Barnard House put on temporary hold again

For the second meeting in a row, concerns about the interior of the Barnard House surfaced during the Pocopson Township supervisors’ nearly two-hour meeting on Monday, April 27.


The Pocopson Township supervisors voted 2-1 to delay the bid package on the Barnard House interior to ensure that it meets the township's needs.

And, for the second time, the supervisors tabled a vote on a “scope of work” bid package from Melton Architects, despite assurances from Dennis Melton that all the remaining questions and details could be resolved as work progressed.

The early 1800s stone house, a stop on the Underground Railroad, is being repurposed as the township’s administrative offices and a home for the Kennett Underground Railroad Museum.

“I don’t think we’re ready for this,” said Supervisor Ricki Stumpo, noting that Melton had not addressed security or technology needs.

Although Supervisor Georgia Brutscher advocated moving forward with the “Phase 2 scope of work bid,” Supervisors’ Chairman Barney Leonard agreed with Stumpo. “It’s not quite done,” he said to Melton.
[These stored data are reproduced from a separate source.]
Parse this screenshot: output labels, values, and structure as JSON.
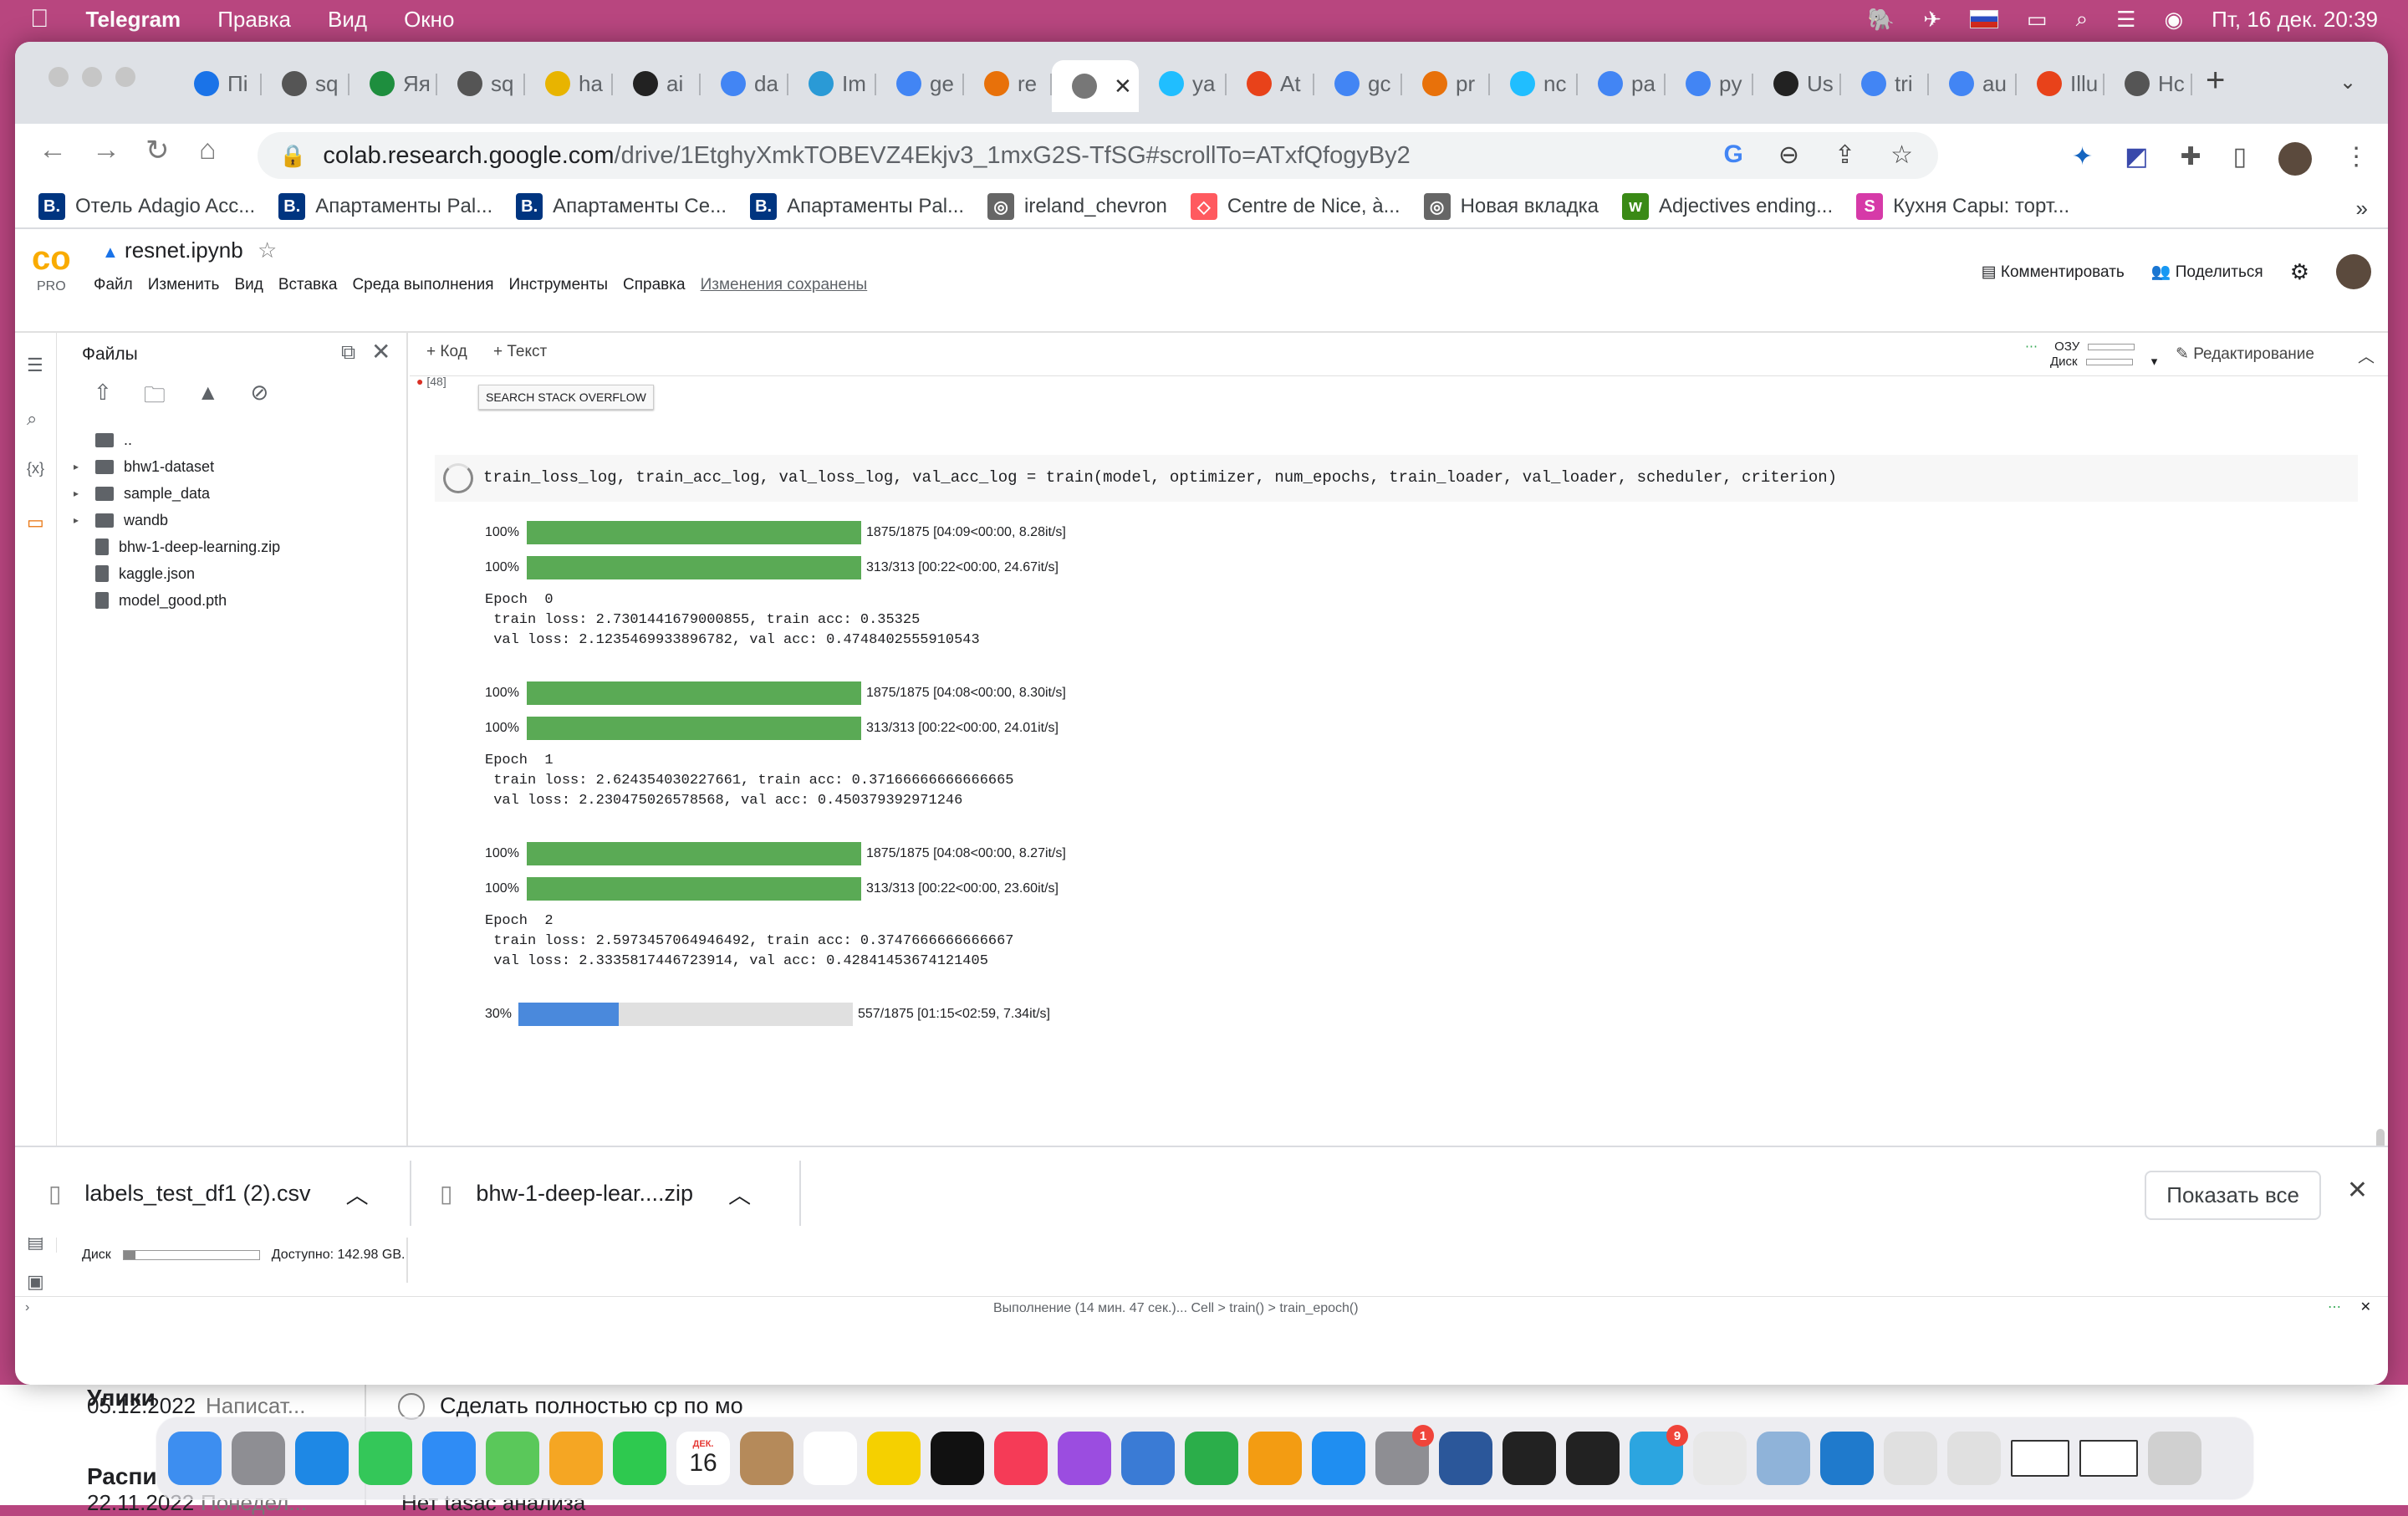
{
  "menubar": {
    "app": "Telegram",
    "items": [
      "Правка",
      "Вид",
      "Окно"
    ],
    "datetime": "Пт, 16 дек.  20:39"
  },
  "tabs": [
    {
      "label": "Пі",
      "icon": "google-drive-icon",
      "color": "#1a73e8"
    },
    {
      "label": "sq",
      "icon": "globe-icon",
      "color": "#555"
    },
    {
      "label": "Яя",
      "icon": "sheets-icon",
      "color": "#1e8e3e"
    },
    {
      "label": "sq",
      "icon": "globe-icon",
      "color": "#555"
    },
    {
      "label": "ha",
      "icon": "dots-icon",
      "color": "#e8b400"
    },
    {
      "label": "ai",
      "icon": "github-icon",
      "color": "#222"
    },
    {
      "label": "da",
      "icon": "google-icon",
      "color": "#4285f4"
    },
    {
      "label": "Im",
      "icon": "p-icon",
      "color": "#2a9ad6"
    },
    {
      "label": "ge",
      "icon": "google-icon",
      "color": "#4285f4"
    },
    {
      "label": "re",
      "icon": "colab-icon",
      "color": "#e8710a"
    },
    {
      "label": "",
      "icon": "colab-icon",
      "color": "#777"
    },
    {
      "label": "ya",
      "icon": "k-icon",
      "color": "#20beff"
    },
    {
      "label": "At",
      "icon": "opera-icon",
      "color": "#e8421a"
    },
    {
      "label": "gc",
      "icon": "google-icon",
      "color": "#4285f4"
    },
    {
      "label": "pr",
      "icon": "colab-icon",
      "color": "#e8710a"
    },
    {
      "label": "nc",
      "icon": "k-icon",
      "color": "#20beff"
    },
    {
      "label": "pa",
      "icon": "google-icon",
      "color": "#4285f4"
    },
    {
      "label": "py",
      "icon": "google-icon",
      "color": "#4285f4"
    },
    {
      "label": "Us",
      "icon": "rm-icon",
      "color": "#222"
    },
    {
      "label": "tri",
      "icon": "google-icon",
      "color": "#4285f4"
    },
    {
      "label": "au",
      "icon": "google-icon",
      "color": "#4285f4"
    },
    {
      "label": "Illu",
      "icon": "opera-icon",
      "color": "#e8421a"
    },
    {
      "label": "Hc",
      "icon": "chrome-icon",
      "color": "#555"
    }
  ],
  "address": {
    "host": "colab.research.google.com",
    "path": "/drive/1EtghyXmkTOBEVZ4Ekjv3_1mxG2S-TfSG#scrollTo=ATxfQfogyBy2"
  },
  "bookmarks": [
    {
      "label": "Отель Adagio Acc...",
      "icon": "B.",
      "color": "#003580"
    },
    {
      "label": "Апартаменты Pal...",
      "icon": "B.",
      "color": "#003580"
    },
    {
      "label": "Апартаменты Се...",
      "icon": "B.",
      "color": "#003580"
    },
    {
      "label": "Апартаменты Pal...",
      "icon": "B.",
      "color": "#003580"
    },
    {
      "label": "ireland_chevron",
      "icon": "◎",
      "color": "#666"
    },
    {
      "label": "Centre de Nice, à...",
      "icon": "◇",
      "color": "#ff5a5f"
    },
    {
      "label": "Новая вкладка",
      "icon": "◎",
      "color": "#666"
    },
    {
      "label": "Adjectives ending...",
      "icon": "w",
      "color": "#3a8a16"
    },
    {
      "label": "Кухня Сары: торт...",
      "icon": "S",
      "color": "#d63aa8"
    }
  ],
  "colab": {
    "notebook": "resnet.ipynb",
    "pro": "PRO",
    "menu": [
      "Файл",
      "Изменить",
      "Вид",
      "Вставка",
      "Среда выполнения",
      "Инструменты",
      "Справка"
    ],
    "saved": "Изменения сохранены",
    "comment": "Комментировать",
    "share": "Поделиться",
    "add_code": "+ Код",
    "add_text": "+ Текст",
    "ram_label": "ОЗУ",
    "disk_label": "Диск",
    "editing": "Редактирование",
    "so_button": "SEARCH STACK OVERFLOW",
    "prev_exec": "[48]",
    "code": "train_loss_log, train_acc_log, val_loss_log, val_acc_log = train(model, optimizer, num_epochs, train_loader, val_loader, scheduler, criterion)",
    "files_title": "Файлы",
    "files": [
      {
        "name": "..",
        "type": "folder",
        "expand": false
      },
      {
        "name": "bhw1-dataset",
        "type": "folder",
        "expand": true
      },
      {
        "name": "sample_data",
        "type": "folder",
        "expand": true
      },
      {
        "name": "wandb",
        "type": "folder",
        "expand": true
      },
      {
        "name": "bhw-1-deep-learning.zip",
        "type": "file",
        "expand": false
      },
      {
        "name": "kaggle.json",
        "type": "file",
        "expand": false
      },
      {
        "name": "model_good.pth",
        "type": "file",
        "expand": false
      }
    ],
    "disk_text": "Диск",
    "disk_free": "Доступно: 142.98 GB.",
    "status": "Выполнение (14 мин. 47 сек.)...  Cell > train() > train_epoch()"
  },
  "output": [
    {
      "bars": [
        {
          "pct": "100%",
          "fill": 1.0,
          "text": "1875/1875 [04:09<00:00, 8.28it/s]"
        },
        {
          "pct": "100%",
          "fill": 1.0,
          "text": "313/313 [00:22<00:00, 24.67it/s]"
        }
      ],
      "log": "Epoch  0\n train loss: 2.7301441679000855, train acc: 0.35325\n val loss: 2.1235469933896782, val acc: 0.4748402555910543"
    },
    {
      "bars": [
        {
          "pct": "100%",
          "fill": 1.0,
          "text": "1875/1875 [04:08<00:00, 8.30it/s]"
        },
        {
          "pct": "100%",
          "fill": 1.0,
          "text": "313/313 [00:22<00:00, 24.01it/s]"
        }
      ],
      "log": "Epoch  1\n train loss: 2.624354030227661, train acc: 0.37166666666666665\n val loss: 2.230475026578568, val acc: 0.450379392971246"
    },
    {
      "bars": [
        {
          "pct": "100%",
          "fill": 1.0,
          "text": "1875/1875 [04:08<00:00, 8.27it/s]"
        },
        {
          "pct": "100%",
          "fill": 1.0,
          "text": "313/313 [00:22<00:00, 23.60it/s]"
        }
      ],
      "log": "Epoch  2\n train loss: 2.5973457064946492, train acc: 0.3747666666666667\n val loss: 2.3335817446723914, val acc: 0.42841453674121405"
    },
    {
      "bars": [
        {
          "pct": "30%",
          "fill": 0.3,
          "text": "557/1875 [01:15<02:59, 7.34it/s]",
          "blue": true
        }
      ],
      "log": ""
    }
  ],
  "downloads": [
    {
      "name": "labels_test_df1 (2).csv"
    },
    {
      "name": "bhw-1-deep-lear....zip"
    }
  ],
  "download_showall": "Показать все",
  "telegram_behind": {
    "name1": "Улики",
    "date1": "05.12.2022",
    "preview1": "Написат...",
    "task": "Сделать полностью ср по мо",
    "name2": "Распи",
    "date2": "22.11.2022",
    "preview2": "Понедел...",
    "task2": "Нет tasac анализа"
  },
  "dock_calendar": {
    "month": "ДЕК.",
    "day": "16"
  },
  "badges": {
    "settings": "1",
    "telegram": "9"
  }
}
Leonard said he wanted to make sure that the interior layout met the township’s needs “to ensure a tight bid package” that would not lead to cost overruns. “We have to get the specifications right,” he said. “We don’t want to repeat the mistakes of Phase 1.”

He added that he had emailed Melton some suggestions and urged the other two supervisors to add their input.
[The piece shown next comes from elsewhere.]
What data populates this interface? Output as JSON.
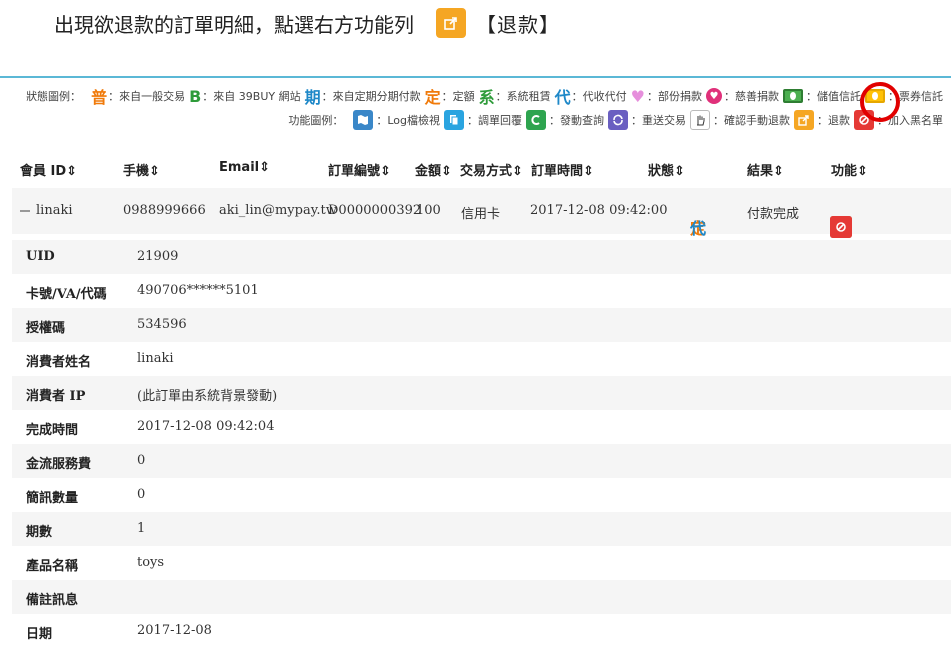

“I will be very dedicated to working with the team to get it right,” said Melton, lamenting the fact that the project has been done “in pieces” that make it feel “a little ragged.”

Township officials have said that more than $600,000 has been spent on renovations so far, and the 2015 budget includes $825,000 in projected costs and a $750,000 facilities loan that will be needed to cover them.

In other news, the supervisors heard upbeat reports from the Kennett Library and the Founders Day Committee.

Donna Murray, the director of the Kennett Library, said exciting changes have occurred at the former Bayard Taylor library – including its new name. Although the library plans to move to a new facility in Kennett Township, that move is not imminent and so the current space has been spruced up. “We know we’re going to be there for five years,” Murray said.

She said the library, which has introduced many new programs, experienced a circulation increase during the first three months of 2015. She said that Spanish classes have proven popular and that the library now runs a mail-order service so that residents can receive materials at their homes at no cost.

Murray said 31 percent of Pocopson’s residents have a library card, and she urged the supervisors to support the library, noting that half of its operating budget comes from the seven townships and borough it serves.

“We’re a hip, happening library,” added Susan Mackey-Kallis, the library board’s president.

The supervisors said they would review the materials Murray and Mackey-Kallis supplied. “I think you’re doing a great job,” said Stumpo.

Colleen McKinney, Christine Hagen, and Karen Cresta said plans are underway for the township’s ninth annual Founders Day, a celebration that has been growing in popularity. It will feature improvements designed to make the experience even more positive, such as ensuring that participants will be able to see the fox hunt and replacing the pie-eating contest with a watermelon-eating competition.

Founders Day is scheduled for Sunday, Sept. 27, at Pocopson Park. This year’s theme is “Harvesting a Great Community.” Applauding the theme, the supervisors voted unanimously to approve the committee’s operating budget of $9,816.33.

The supervisors grudgingly approved a change order for Wawaset Park for $29,520, primarily driven by federal Americans with Disabilities Act requirements, according to Brutscher. An additional $1,050 expense is also expected for the removal of a tree that came down. “I just wish the bleeding would stop,” Leonard said.

Finally, the supervisors reopened public comment at the end of the meeting to address concerns from Peter Photopoulos, a homeowner whose property had been discussed at the board’s March 23 meeting.

“I’m confused,” Photopoulos said, explaining that he believed the issue of drainage in the Cannon Hill subdivision had been resolved previously by multiple engineers.

Leonard said the board had authorized the township’s engineer to review documents regarding a 1983 drainage easement and make a recommendation, based upon complaints from other residents about stormwater runoff. He said the issue would be placed on the supervisors’ agenda once the report was completed.

Photopoulos said that he wanted to be informed when that occurs so he can make sure he attends the meeting, and he also said he did not want anyone on his property without his permission.